MC methods have high variance and zero bias, providing good convergence properties (even with function approximation) and are simple to implement. Its return \(G_t\) (equation 1.1.1) depends on many random actions, transitions and rewards, causing an unbiased estimate of the true value function \(v_\pi(S_t)\) and produces lots of noise within the data samples.

\(\begin{equation} G_t = R_{t+1} + \gamma R_{t+2} + \cdots + \gamma^{T-1} R_T \end{equation}\)

(1.1.1)

\(\begin{equation} R_{t+1} + \gamma v_\pi(S_{t+1}) \end{equation}\)

(1.1.2)

TD methods, however, have low variance and low bias, making them more efficient than MC. In rare circumstances (when using function approximation), TD methods cannot converge to the true value function. Its form of return, the TD target (equation 1.1.2), starts as a biased estimate and changes to an unbiased one when it reaches the true TD target. Due to the TD target only depending on one random action, transition and reward, the noise generated is substantially lower than the MC return.

### Bootstrapping vs Sampling

Over the past few articles, we have discussed the three foundational RL methods in detail: Monte-Carlo Learning, Temporal-Difference Learning, and Dynamic Programming. However, we haven't examined the format that the algorithms use. These formats can be combined or used separately and are a critical component to how they operate. There are two formats: bootstrapping and sampling.

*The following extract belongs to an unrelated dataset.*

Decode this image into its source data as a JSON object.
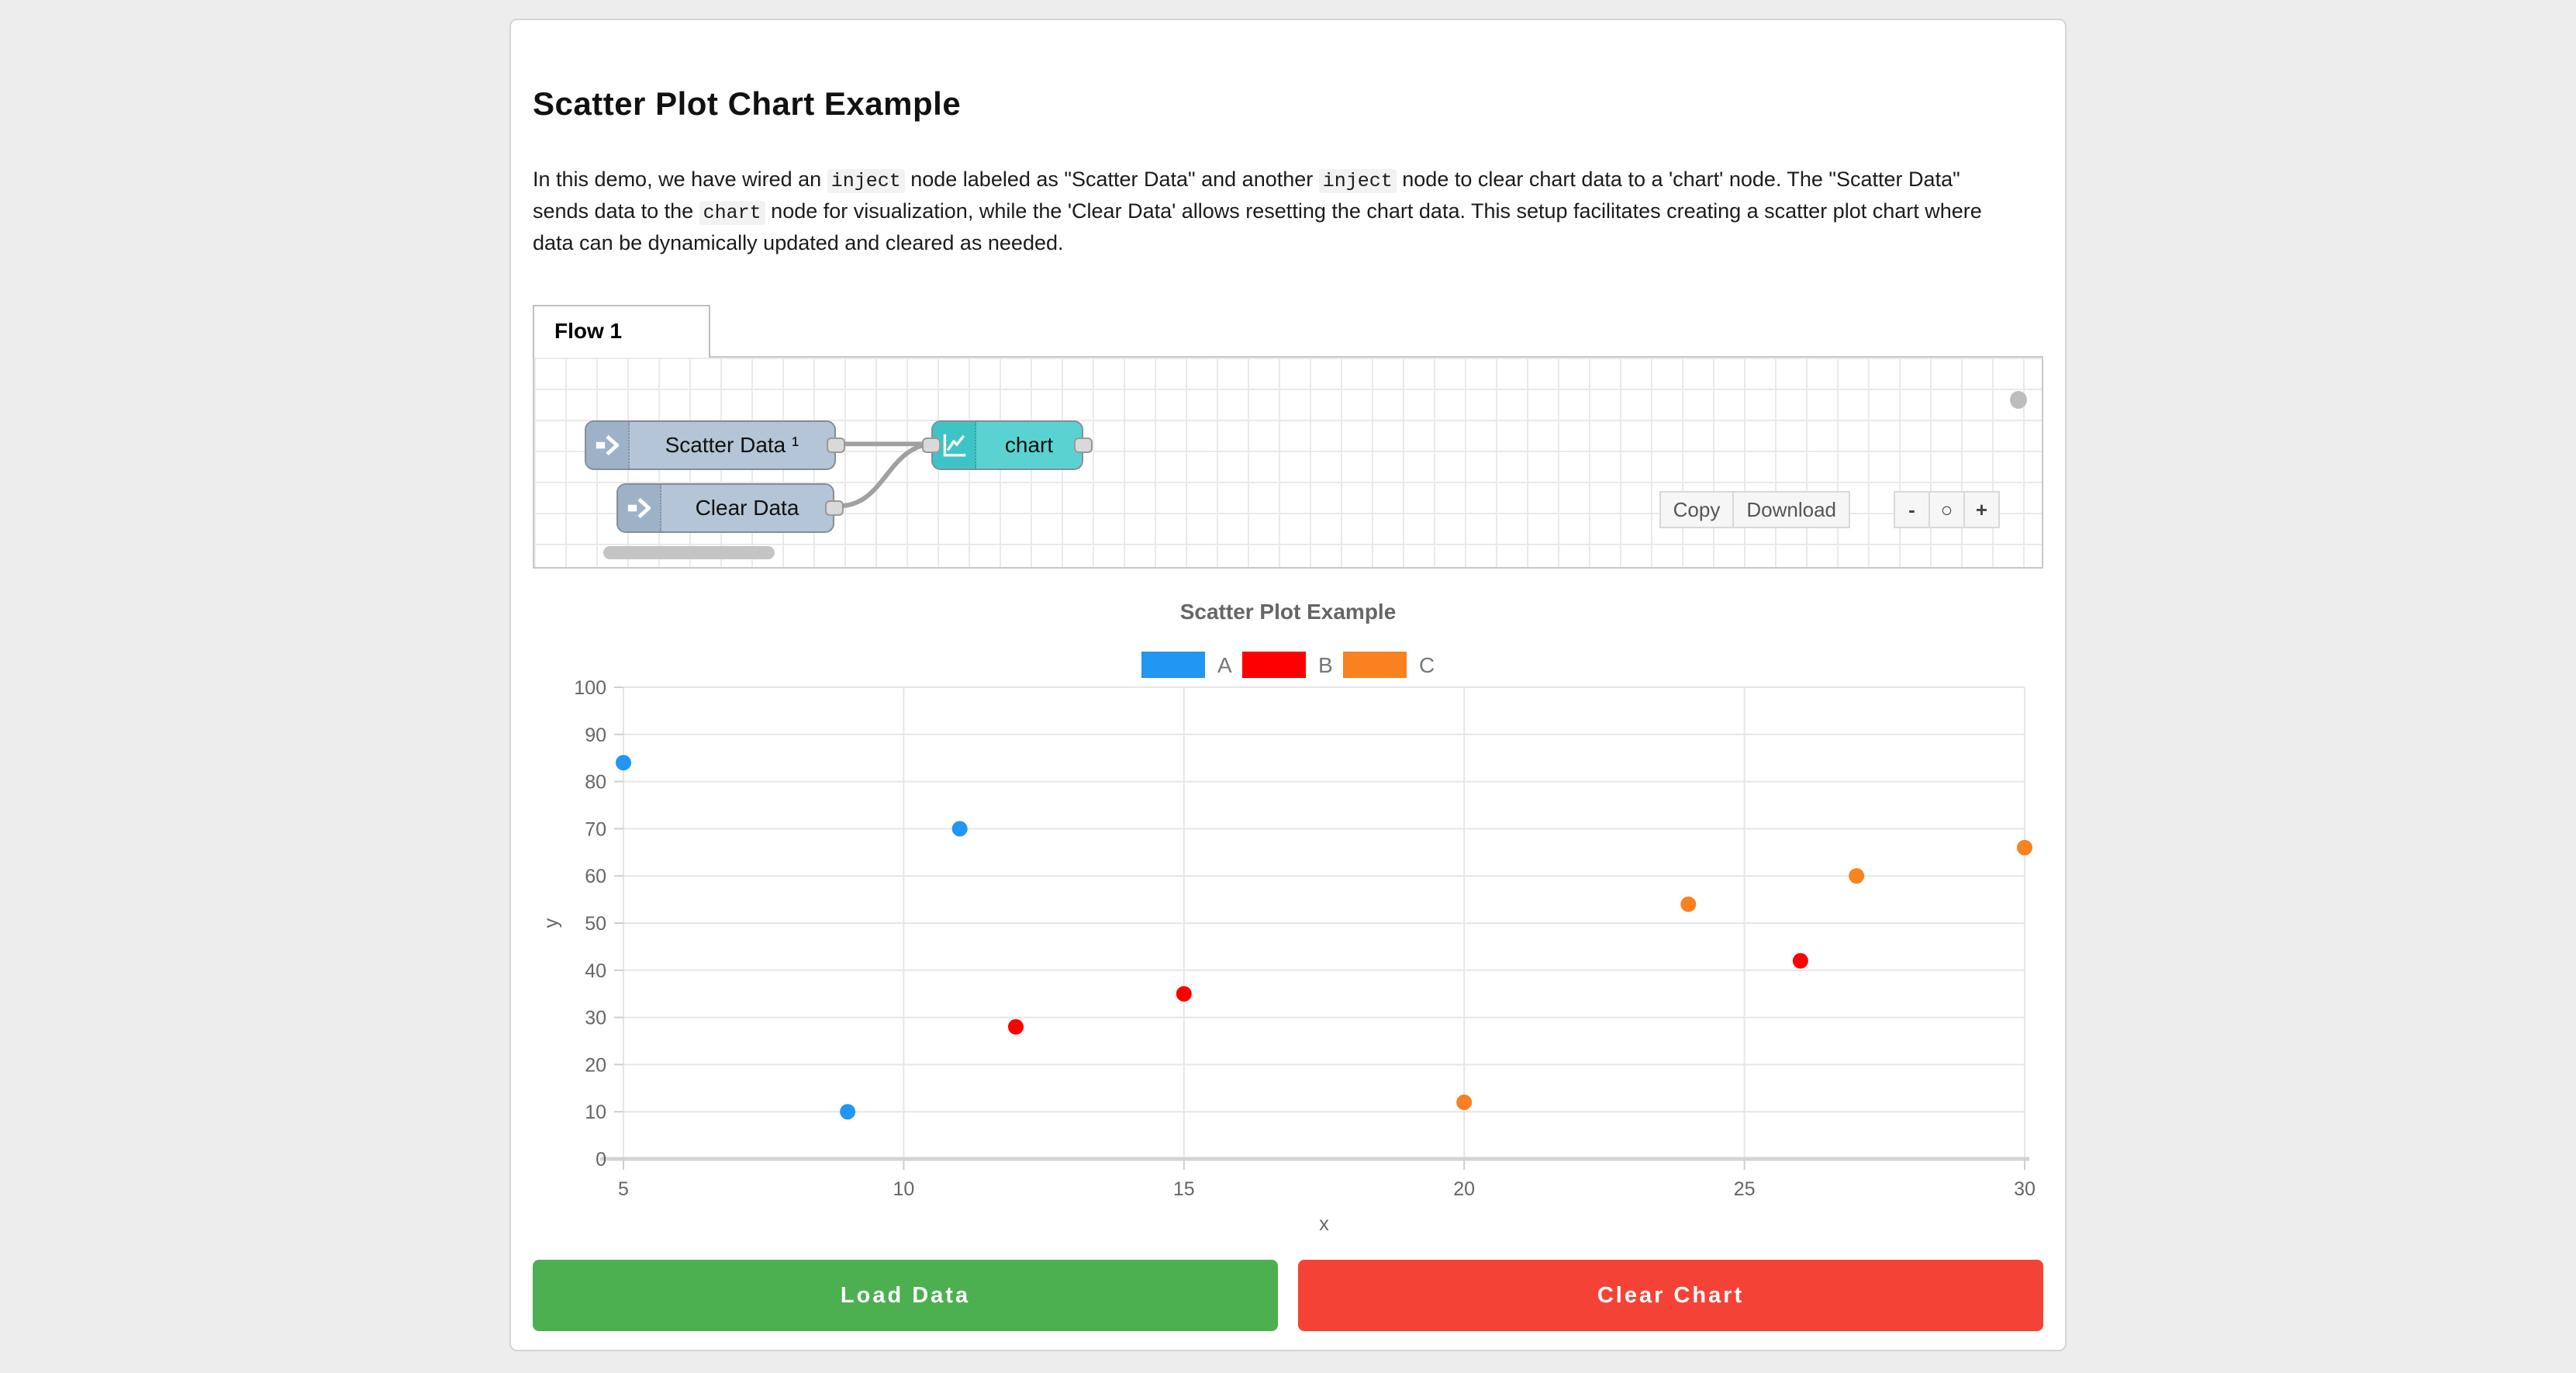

Algorithm | Bootstrapping | Sampling |

Monte-Carlo | No | Yes |

Temporal-Difference | Yes | Yes |

Dynamic Programming | Yes | No |

Bootstrapping is an approach that uses one or more estimated values during the update step to update other estimated values. More formally, they update estimates based on other estimates. To better understand this, consider the update step in TD(0) (equation 1.2.1).

\(\begin{equation} V(S_t) \leftarrow V(S_t) + \alpha \Big( R_{t+1} + \gamma V(S_{t+1}) - V(S_t) \Big) \end{equation}\)

(1.2.1)

Focusing on the secondary component, we can see that \(R_{t+1} + \gamma V(S_{t+1})\) represents the TD target, an estimate of the true value function, and \(V(S_t)\) is the current estimated value function. Here we update an approximation of the value function with another one.

Sampling is a widely used technique in Machine Learning. In RL specifically, it involves taking batches of observations to train the agent. New samples are generated each training iteration, where different algorithms use different sampling methods, such as random, reward-based, and stratified.

Table 1.2.1 highlights a clear comparison between the three algorithms. In summary, the table shows that MC is a non-bootstrapping method that uses sampling, Dynamic Programming is exclusively a bootstrapping method, and TD uses both formats.

Another way to see a clear difference between the algorithms is through their backup diagrams. Figure 3.2.1 shows backup diagrams of each of the algorithms. Each one contains a red shaded area that indicates the algorithm's learning path, a region the agent explores before updating its value function. As the diagrams progress from DP to TD, the exploration area gets smaller, reducing the work needed before the agent learns.